Reward design

Why the rubric is shaped, why the ceiling is hardened, and why the ≤ 0.80 baseline ceiling is a feature not a bug.

This document explains the reward decisions across all three tiers. The Basic-tier rubric is implemented in unified_incident_env/server/grader.py; the Advanced/Max rubrics extend it with horizon-specific and realism-specific dimensions documented in their respective tier docs.

1. The core rubric (Basic tier, all 12 templates)

recovery_score        0.00 – 0.25      critical-path services healthy
containment_score     0.00 – 0.15      root cause removed (0.15) or service isolated (0.10)
verification_score    0.00 – 0.20      database_recovery (0.08) + end_to_end (0.12)
impact_score          0.00 – 0.05      user-impact reduced from baseline
efficiency_score      0.00 – 0.05      blast-radius budget preserved
speed_bonus           0.00 – 0.10      finishing under optimal_ticks (conditional on full verification)
noise_handling_score  0.00 – 0.05      penalizes querying distractor noise services
                      ----
total                 0.00 – 0.85      with public clamp to [0.01, 0.99]

Plus a per-tick shaped reward computed as the change in incident-health potential (see §3).

2. The five-component decomposition, defended

Recovery (0.25) is the highest-weighted dimension because it's the only one that's strictly necessary. An agent that doesn't restore service health doesn't matter how cleanly it executed everything else. The 0.25 cap is high enough that a partial recovery (degraded → degraded but better) earns partial credit, but not so high that an agent can ace recovery alone and skip verification.

Containment (0.15) rewards the path taken to get to recovery. A rollback that removes the cause earns 0.15; an isolation that reduces blast radius without removing the cause earns 0.10. Both are valid SRE moves, but the first is strictly better — and the rubric reflects that. The 0.05 gap is the price of choosing isolate-without-rollback as a permanent solution.

Verification (0.20) is split (0.08 + 0.12) so that the end-to-end check is worth more than the database_recovery check. End-to-end is the user-facing health gate. database_recovery is a per-component check that's necessary but not sufficient. An agent that runs only database_recovery and declares resolved leaves the gateway/worker path unverified — and the rubric penalizes that.

Impact (0.05) is small on purpose. User-impact reduction follows from recovery; double-counting it would distort the rubric toward "make the user-impact number go down" rather than "fix the underlying fault". The 0.05 cap acknowledges that customer-impact-aware operators should feel rewarded for it, without letting it dominate.

Efficiency (0.05) measures wasteful actions: redundant queries, repeated rollback attempts, isolating an already-isolated service. The 0.05 cap is again deliberate — being efficient matters, but not at the expense of being thorough. An agent that skips verification to save ticks scores worse on verification; an agent that double-queries doesn't lose much. The asymmetry is correct.

The 5-component decomposition is also what makes this a composable rubric in the OpenEnv framework sense: each dimension is independently tunable, independently testable (one test per dimension), and independently extensible (the Advanced tier adds dimensions; it doesn't replace the Basic ones).
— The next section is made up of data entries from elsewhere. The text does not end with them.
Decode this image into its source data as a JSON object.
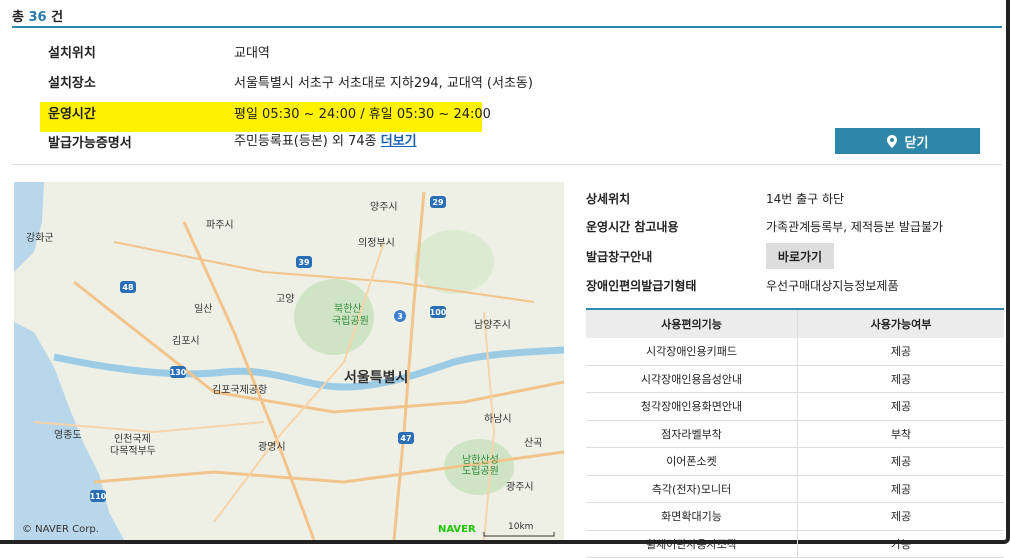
{
  "header": {
    "prefix": "총",
    "count": "36",
    "suffix": "건"
  },
  "info": {
    "location_label": "설치위치",
    "location_value": "교대역",
    "place_label": "설치장소",
    "place_value": "서울특별시 서초구 서초대로 지하294, 교대역 (서초동)",
    "hours_label": "운영시간",
    "hours_value": "평일 05:30 ~ 24:00 / 휴일 05:30 ~ 24:00",
    "certs_label": "발급가능증명서",
    "certs_value": "주민등록표(등본) 외 74종",
    "certs_more": "더보기"
  },
  "close_button": {
    "label": "닫기",
    "icon": "location-pin-icon"
  },
  "map": {
    "labels": {
      "yangju": "양주시",
      "paju": "파주시",
      "uijeongbu": "의정부시",
      "ganghwa": "강화군",
      "goyang": "고양",
      "bukhansan": "북한산",
      "bukhansan2": "국립공원",
      "namyangju": "남양주시",
      "gimpo": "김포시",
      "seoul": "서울특별시",
      "gimpo_airport": "김포국제공항",
      "gwangmyeong": "광명시",
      "incheon_airport": "인천국제",
      "incheon_airport2": "다목적부두",
      "yeongjong": "영종도",
      "namhansan": "남한산성",
      "namhansan2": "도립공원",
      "gwangju": "광주시",
      "hanam": "하남시",
      "ilsan": "일산",
      "sanguk": "산곡",
      "corp": "© NAVER Corp.",
      "naver": "NAVER",
      "scale": "10km"
    },
    "routes": {
      "r29": "29",
      "r39": "39",
      "r48": "48",
      "r130": "130",
      "r100": "100",
      "r47": "47",
      "r110": "110",
      "r3": "3"
    }
  },
  "details": {
    "detail_loc_label": "상세위치",
    "detail_loc_value": "14번 출구 하단",
    "hours_note_label": "운영시간 참고내용",
    "hours_note_value": "가족관계등록부, 제적등본 발급불가",
    "window_label": "발급창구안내",
    "window_button": "바로가기",
    "type_label": "장애인편의발급기형태",
    "type_value": "우선구매대상지능정보제품"
  },
  "facilities": {
    "headers": [
      "사용편의기능",
      "사용가능여부"
    ],
    "rows": [
      [
        "시각장애인용키패드",
        "제공"
      ],
      [
        "시각장애인용음성안내",
        "제공"
      ],
      [
        "청각장애인용화면안내",
        "제공"
      ],
      [
        "점자라벨부착",
        "부착"
      ],
      [
        "이어폰소켓",
        "제공"
      ],
      [
        "측각(전자)모니터",
        "제공"
      ],
      [
        "화면확대기능",
        "제공"
      ],
      [
        "휠체어탄사용자조작",
        "가능"
      ]
    ]
  },
  "colors": {
    "accent": "#2e87a8",
    "highlight": "#fff200"
  }
}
3. The shaped per-tick reward

The grader returns a final score in [0, 0.85] only at episode end. Per-tick rewards are computed differently — they're shaped by the change in incident-health potential:

potential = 0.55 * sum(weight[s] * service_status_score[s]) for s in critical_services
          + 0.20 * (1 - user_impact)
          + 0.15 * (1 - slo_burn_rate)
          + 0.10 * containment_applied

per_tick_reward = -step_cost
                 + (potential_after - potential_before)
                 + bonus_from_action
                 - penalty_from_action

This gives dense intermediate signal: a correct rollback raises potential because services move toward healthy and containment_applied flips True. A wrong rollback or premature restart leaves potential flat (and pays an explicit penalty). Restarting the wrong service penalizes; restarting the right service after rollback raises potential.

Why this matters for compute-bounded training. Without dense shaping, GRPO at 800 steps on 60 scenarios doesn't converge in 12 hours of A100. We tested terminal-only rewards in early prototyping and watched the reward stay flat for 400+ steps before any signal emerged. With shaping, the reward starts climbing within the first 50 steps. The 12-hour budget is the design constraint; shaping is the technique that makes it feasible.

The shaping is potential-based: shaping rewards form a telescoping sum that exactly equals the difference in terminal potential, so the optimal policy under shaped rewards is identical to the optimal policy under unshaped rewards (Ng et al. 1999). That's a non-trivial property: it means shaping doesn't change what we're optimizing, only how fast the gradient finds the optimum.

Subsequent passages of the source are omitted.